Il est facile de donner une première réponse, le pouvoir impérial des USA ne veut pas de cette unité. Dans la mesure où l’existence d’un marché commun européen constitue pour lui un espace utile de pénétration industrielle, financière et culturelle il considère qu’une Europe politiquement unifiée est un adversaire potentiel. Cela fait vingt ans, c’est-à-dire depuis la première crise pétrolière de 1973, programmée contre le développement politique de l’Europe, que les USA s’opposent à ce que le marché commun européen donne naissance à un pouvoir politique de l’Europe unifiée. Après la chute du Mur de Berlin cette opposition est devenue la préoccupation centrale de la politique americaine.

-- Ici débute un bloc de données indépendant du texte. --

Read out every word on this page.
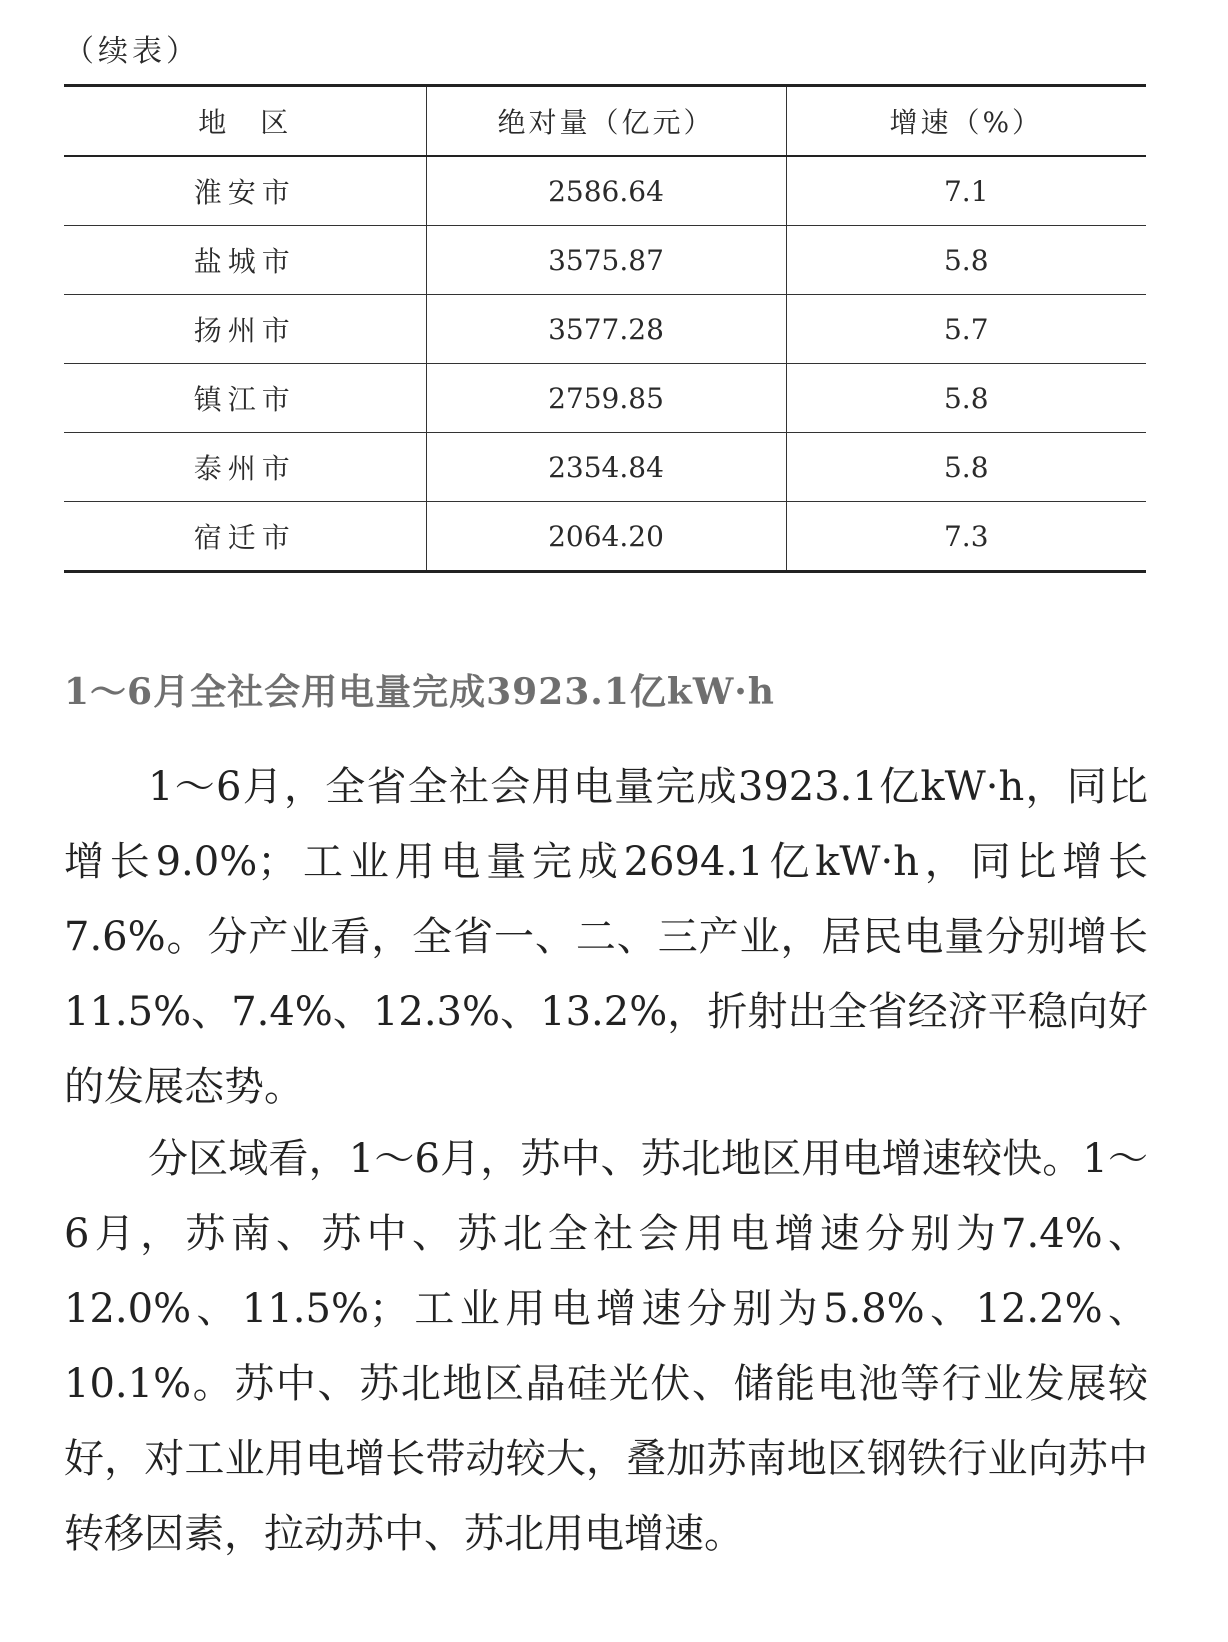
（续表）
地　区	绝对量（亿元）	增速（%）
淮安市	2586.64	7.1
盐城市	3575.87	5.8
扬州市	3577.28	5.7
镇江市	2759.85	5.8
泰州市	2354.84	5.8
宿迁市	2064.20	7.3
1～6月全社会用电量完成3923.1亿kW·h

1～6月，全省全社会用电量完成3923.1亿kW·h，同比增长9.0%；工业用电量完成2694.1亿kW·h，同比增长7.6%。分产业看，全省一、二、三产业，居民电量分别增长 11.5%、7.4%、12.3%、13.2%，折射出全省经济平稳向好的发展态势。

分区域看，1～6月，苏中、苏北地区用电增速较快。1～6月，苏南、苏中、苏北全社会用电增速分别为7.4%、12.0%、11.5%；工业用电增速分别为5.8%、12.2%、10.1%。苏中、苏北地区晶硅光伏、储能电池等行业发展较好，对工业用电增长带动较大，叠加苏南地区钢铁行业向苏中转移因素，拉动苏中、苏北用电增速。
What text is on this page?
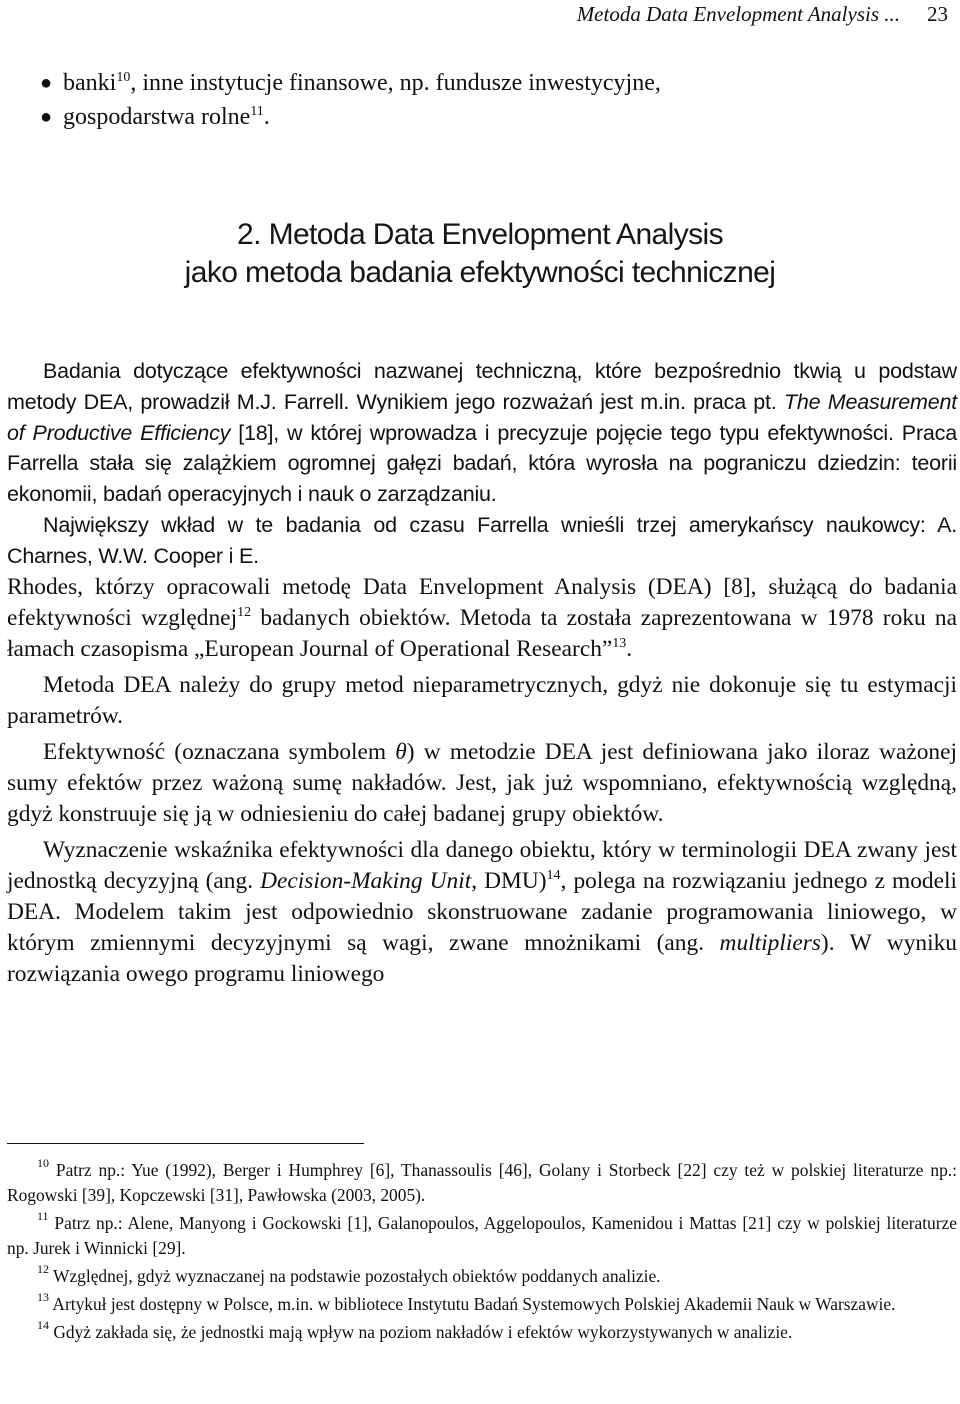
Metoda Data Envelopment Analysis ... 23
● banki$^{10}$, inne instytucje finansowe, np. fundusze inwestycyjne,
● gospodarstwa rolne$^{11}$.
2. Metoda Data Envelopment Analysis
jako metoda badania efektywności technicznej

Badania dotyczące efektywności nazwanej techniczną, które bezpośrednio tkwią u podstaw metody DEA, prowadził M.J. Farrell. Wynikiem jego rozważań jest m.in. praca pt. The Measurement of Productive Efficiency [18], w której wprowadza i precyzuje pojęcie tego typu efektywności. Praca Farrella stała się zalążkiem ogromnej gałęzi badań, która wyrosła na pograniczu dziedzin: teorii ekonomii, badań operacyjnych i nauk o zarządzaniu.

Największy wkład w te badania od czasu Farrella wnieśli trzej amerykańscy naukowcy: A. Charnes, W.W. Cooper i E.

Rhodes, którzy opracowali metodę Data Envelopment Analysis (DEA) [8], służącą do badania efektywności względnej$^{12}$ badanych obiektów. Metoda ta została zaprezentowana w 1978 roku na łamach czasopisma „European Journal of Operational Research”$^{13}$.

Metoda DEA należy do grupy metod nieparametrycznych, gdyż nie dokonuje się tu estymacji parametrów.

Efektywność (oznaczana symbolem θ) w metodzie DEA jest definiowana jako iloraz ważonej sumy efektów przez ważoną sumę nakładów. Jest, jak już wspomniano, efektywnością względną, gdyż konstruuje się ją w odniesieniu do całej badanej grupy obiektów.

Wyznaczenie wskaźnika efektywności dla danego obiektu, który w terminologii DEA zwany jest jednostką decyzyjną (ang. Decision-Making Unit, DMU)$^{14}$, polega na rozwiązaniu jednego z modeli DEA. Modelem takim jest odpowiednio skonstruowane zadanie programowania liniowego, w którym zmiennymi decyzyjnymi są wagi, zwane mnożnikami (ang. multipliers). W wyniku rozwiązania owego programu liniowego

$^{10}$ Patrz np.: Yue (1992), Berger i Humphrey [6], Thanassoulis [46], Golany i Storbeck [22] czy też w polskiej literaturze np.: Rogowski [39], Kopczewski [31], Pawłowska (2003, 2005).

$^{11}$ Patrz np.: Alene, Manyong i Gockowski [1], Galanopoulos, Aggelopoulos, Kamenidou i Mattas [21] czy w polskiej literaturze np. Jurek i Winnicki [29].

$^{12}$ Względnej, gdyż wyznaczanej na podstawie pozostałych obiektów poddanych analizie.

$^{13}$ Artykuł jest dostępny w Polsce, m.in. w bibliotece Instytutu Badań Systemowych Polskiej Akademii Nauk w Warszawie.

$^{14}$ Gdyż zakłada się, że jednostki mają wpływ na poziom nakładów i efektów wykorzystywanych w analizie.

Mais cette réponse est insuffisante. Les processus de mondialisation, et la pression impériale qui s’ensuit, ne peuvent en effet avoir d’impact que s’ils ont une incidence sur les forces sociales, économiques et politiques constitutives du processus d’unité européenne (en y trouvant une représentation). Quelles sont les forces sociales, économiques, politiques qui, aujourd’hui en Europe, vont dans le sens (et entraînent dans ce sens une volonté de masse) du projet de l’empire américain? Quelles sont les forces qui ont intérêt à ce que l’Europe politique ne se fasse pas? Quelles sont les forces qui s’opposent à la constitution d’un espace politique dénommé Fédération européenne et aux processus de légitimation qui peuvent l’inscrire dans la réalité?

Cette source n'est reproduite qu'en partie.